Tonight my husband decided to get in touch with his more primitive inner man by grilling enormous pieces of meat over open fire. As someone who rarely cooks things like steak or other large chunks of animal product, I was amazed at the prices of beef.
$5.99 discounted for a pound of rib eye? Apparently $11.99 normally?? I’ll take pasta and vegetables for a fraction of the price over that any day. Nevertheless I indulged my husband and purchased two slabs of meat that would’ve made Fred Flintstone proud. And they were good! (And admittedly, I did just eat a $7 heirloom tomato from the local farmer’s market, so I guess a $9 steak for my husband is entirely fair)
The prices of meat in the supermarket bring me back to a question that has been floating around in my head for several months, ever since I first ate at Bates’ Steakhouse. Is it reasonable for a place like Bates Steakhouse in Eugene to charge $30 for this same pound of rib eye (taking into consideration that they also get wholesale discounts)?

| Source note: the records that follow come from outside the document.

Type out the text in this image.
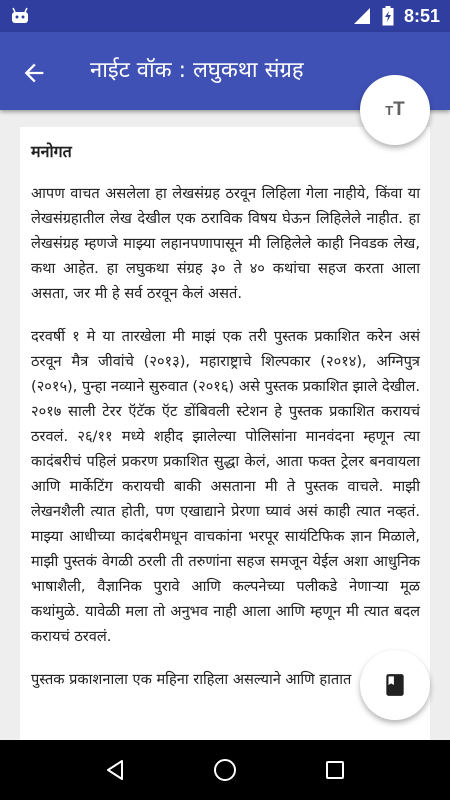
8:51
नाईट वॉक : लघुकथा संग्रह
TT
मनोगत

आपण वाचत असलेला हा लेखसंग्रह ठरवून लिहिला गेला नाहीये, किंवा या लेखसंग्रहातील लेख देखील एक ठराविक विषय घेऊन लिहिलेले नाहीत. हा लेखसंग्रह म्हणजे माझ्या लहानपणापासून मी लिहिलेले काही निवडक लेख, कथा आहेत. हा लघुकथा संग्रह ३० ते ४० कथांचा सहज करता आला असता, जर मी हे सर्व ठरवून केलं असतं.

दरवर्षी १ मे या तारखेला मी माझं एक तरी पुस्तक प्रकाशित करेन असं ठरवून मैत्र जीवांचे (२०१३), महाराष्ट्राचे शिल्पकार (२०१४), अग्निपुत्र (२०१५), पुन्हा नव्याने सुरुवात (२०१६) असे पुस्तक प्रकाशित झाले देखील. २०१७ साली टेरर ऍटॅक ऍट डोंबिवली स्टेशन हे पुस्तक प्रकाशित करायचं ठरवलं. २६/११ मध्ये शहीद झालेल्या पोलिसांना मानवंदना म्हणून त्या कादंबरीचं पहिलं प्रकरण प्रकाशित सुद्धा केलं, आता फक्त ट्रेलर बनवायला आणि मार्केटिंग करायची बाकी असताना मी ते पुस्तक वाचले. माझी लेखनशैली त्यात होती, पण एखाद्याने प्रेरणा घ्यावं असं काही त्यात नव्हतं. माझ्या आधीच्या कादंबरीमधून वाचकांना भरपूर सायंटिफिक ज्ञान मिळाले, माझी पुस्तकं वेगळी ठरली ती तरुणांना सहज समजून येईल अशा आधुनिक भाषाशैली, वैज्ञानिक पुरावे आणि कल्पनेच्या पलीकडे नेणाऱ्या मूळ कथांमुळे. यावेळी मला तो अनुभव नाही आला आणि म्हणून मी त्यात बदल करायचं ठरवलं.

पुस्तक प्रकाशनाला एक महिना राहिला असल्याने आणि हातात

Going by retail prices, I would say $10-20 for 6-8 ounces of Filet Mignon with a side is quite reasonable. But $30 for some not particularly great meat? Even more surprising are their prices for some plain old Fettucine Alfredo (A sauce that in my many years of regular Italy trips I have never encountered in that country). $18?? Cost of ingredients: Probably $2. And how about $3 for blue cheese crumbles? And $5 for a bread basket that I would expect to be complimentary? Even in Italy the infamous ‘pane e coperto’ is usually only E. 1.50 or so.

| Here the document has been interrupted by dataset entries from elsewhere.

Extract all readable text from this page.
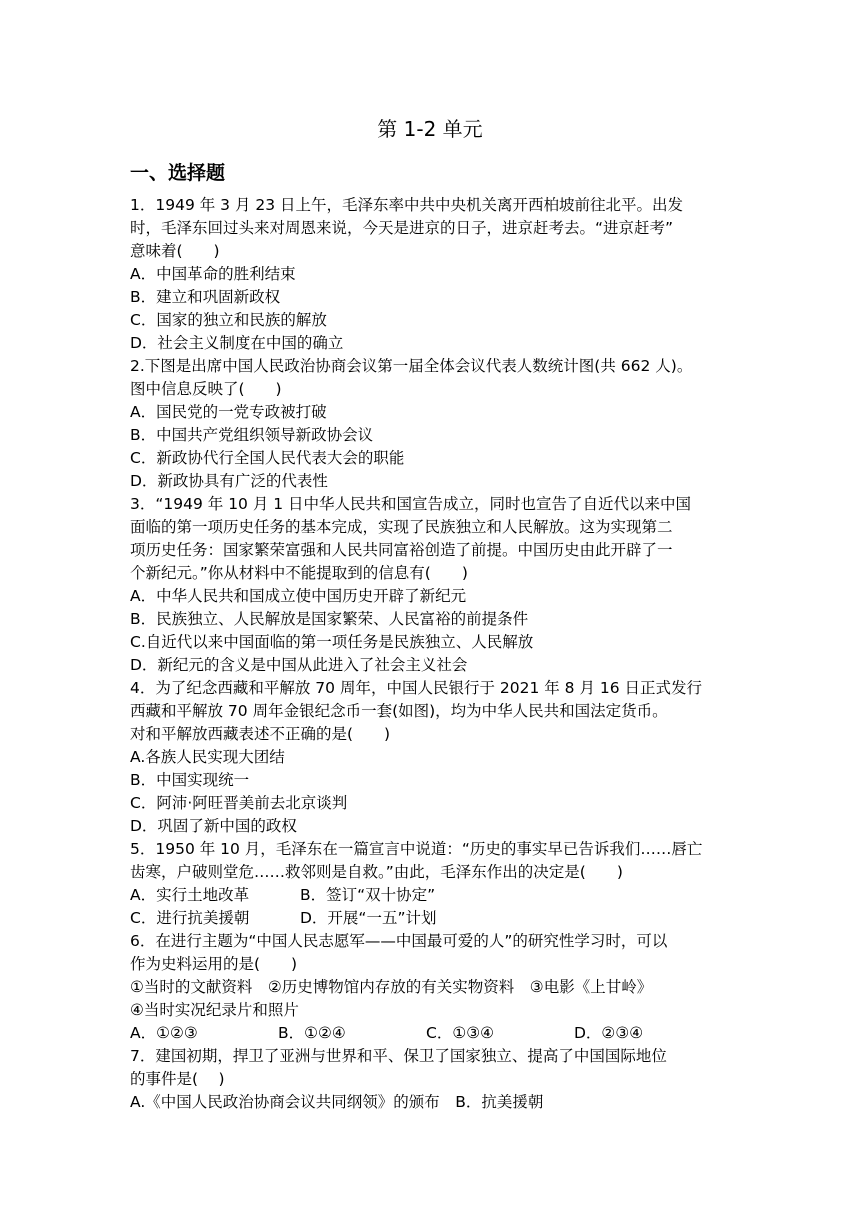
第 1-2 单元
一、选择题

1．1949 年 3 月 23 日上午，毛泽东率中共中央机关离开西柏坡前往北平。出发

时，毛泽东回过头来对周恩来说，今天是进京的日子，进京赶考去。“进京赶考”

意味着(　　)

A．中国革命的胜利结束

B．建立和巩固新政权

C．国家的独立和民族的解放

D．社会主义制度在中国的确立

2.下图是出席中国人民政治协商会议第一届全体会议代表人数统计图(共 662 人)。

图中信息反映了(　　)

A．国民党的一党专政被打破

B．中国共产党组织领导新政协会议

C．新政协代行全国人民代表大会的职能

D．新政协具有广泛的代表性

3．“1949 年 10 月 1 日中华人民共和国宣告成立，同时也宣告了自近代以来中国

面临的第一项历史任务的基本完成，实现了民族独立和人民解放。这为实现第二

项历史任务：国家繁荣富强和人民共同富裕创造了前提。中国历史由此开辟了一

个新纪元。”你从材料中不能提取到的信息有(　　)

A．中华人民共和国成立使中国历史开辟了新纪元

B．民族独立、人民解放是国家繁荣、人民富裕的前提条件

C.自近代以来中国面临的第一项任务是民族独立、人民解放

D．新纪元的含义是中国从此进入了社会主义社会

4．为了纪念西藏和平解放 70 周年，中国人民银行于 2021 年 8 月 16 日正式发行

西藏和平解放 70 周年金银纪念币一套(如图)，均为中华人民共和国法定货币。

对和平解放西藏表述不正确的是(　　)

A.各族人民实现大团结

B．中国实现统一

C．阿沛·阿旺晋美前去北京谈判

D．巩固了新中国的政权

5．1950 年 10 月，毛泽东在一篇宣言中说道：“历史的事实早已告诉我们……唇亡

齿寒，户破则堂危……救邻则是自救。”由此，毛泽东作出的决定是(　　)

A．实行土地改革	B．签订“双十协定”

C．进行抗美援朝	D．开展“一五”计划

6．在进行主题为“中国人民志愿军——中国最可爱的人”的研究性学习时，可以

作为史料运用的是(　　)

①当时的文献资料　②历史博物馆内存放的有关实物资料　③电影《上甘岭》

④当时实况纪录片和照片

A．①②③	B．①②④	C．①③④	D．②③④

7．建国初期，捍卫了亚洲与世界和平、保卫了国家独立、提高了中国国际地位

的事件是(　 )

A.《中国人民政治协商会议共同纲领》的颁布　 B．抗美援朝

God knows what they spend the rest of the money on, because it isn’t the decor of the restaurant. The atmosphere is less than inviting; resembling someone’s old Eugene house, only without that charming homey feeling, and with the cold sneer of a pretentiously priced cowboy-theme menu. Friends seem to share my amazement at their prices.
And here’s what really breaks my wooden shoe, as we say in Dutch: I just received a very amateurish newsletter that looked like your latest community letter (only crappier), advertising Bates’ great new steak deals. And what do I find on the inside of the newsletter? A list of their customers who are celebrating their birthdays or anniversaries. Saps like me, who filled out the comment card and now get their information sent out around the city. Is it just me, or is this a grossly inappropriate invasion of privacy? Publishing my name and birthday/anniversary without my permission, for advertising purposes (“Look at all these people who are loving customers”) ???
As my accountant once told me: “New restaurants are the worst business to get into. They are opened a dime a dozen, but 95% of these clients comes back to close down their business within 3 years.” So it will probably be with Bates. But perhaps I just don’t appreciated grilled meat enough.